WASHINGTON (Sputnik) — When the Islamic State is blocked by strong resistance in one theater of operations, it turns its attention to another, Votel explained.
“I don’t believe there’s any one strategy that we are going to apply that is immediately going to change this,” Votel said on Friday according to a report in the News. “It’s going to take a long-term approach.”
Votel compared the struggle against the Islamic State to the 50-year-long campaign that the nation of Columbia had been forced to wage against terrorism, according to the report.
Earlier in July 2015, Defense Secretary Ashton Carter praised the Special Operations Command as the “tip of the spear” of the faster, more agile armed forces the United States would need to carry out its security commitments in the coming decades.
Islamic State Determined to Create Caliphate From Spain to India
The Islamic State wants to create a new Caliphate extending from Spain to India, Joseph Votel added.
To fulfil its goal, the Islamic State has been “looking for opportunities where there is ungoverned spaces and vulnerable populations, and they are taking advantage of that,” Votel said.
Most of SOCOM's resources are now focused on Middle East and Central Asia, and the priority is to deal with the Islamic State’s efforts to establish itself and extend its power and influence throughout both those regions, Votel explained.

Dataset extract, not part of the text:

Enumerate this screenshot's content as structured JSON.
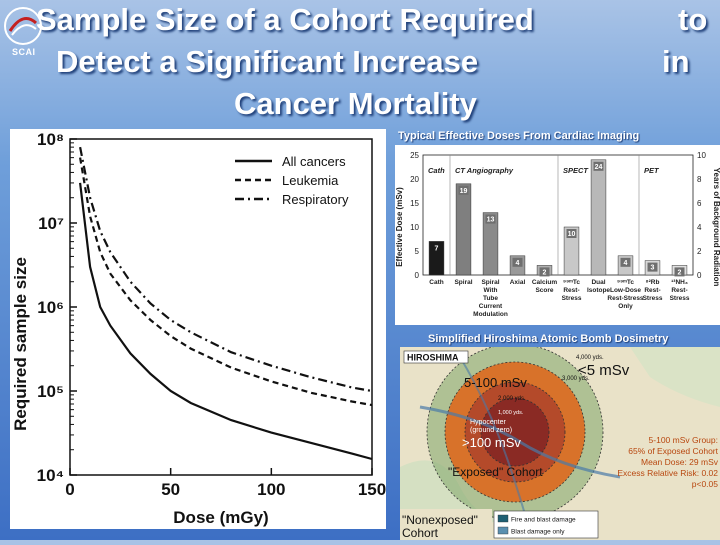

“I don’t know if they have a plan, as such,” he said, “but what they are trying to do is re-establish that Caliphate by looking for opportunities they can exploit.”
The first Caliphate of Islam in the seventh century began in Arabia, but over the next 70 years it rapidly spread by conquest to create a unified state extending from Spain in the west across North Africa and the Middle East to include the area of modern Iran and all the way to the borders of India.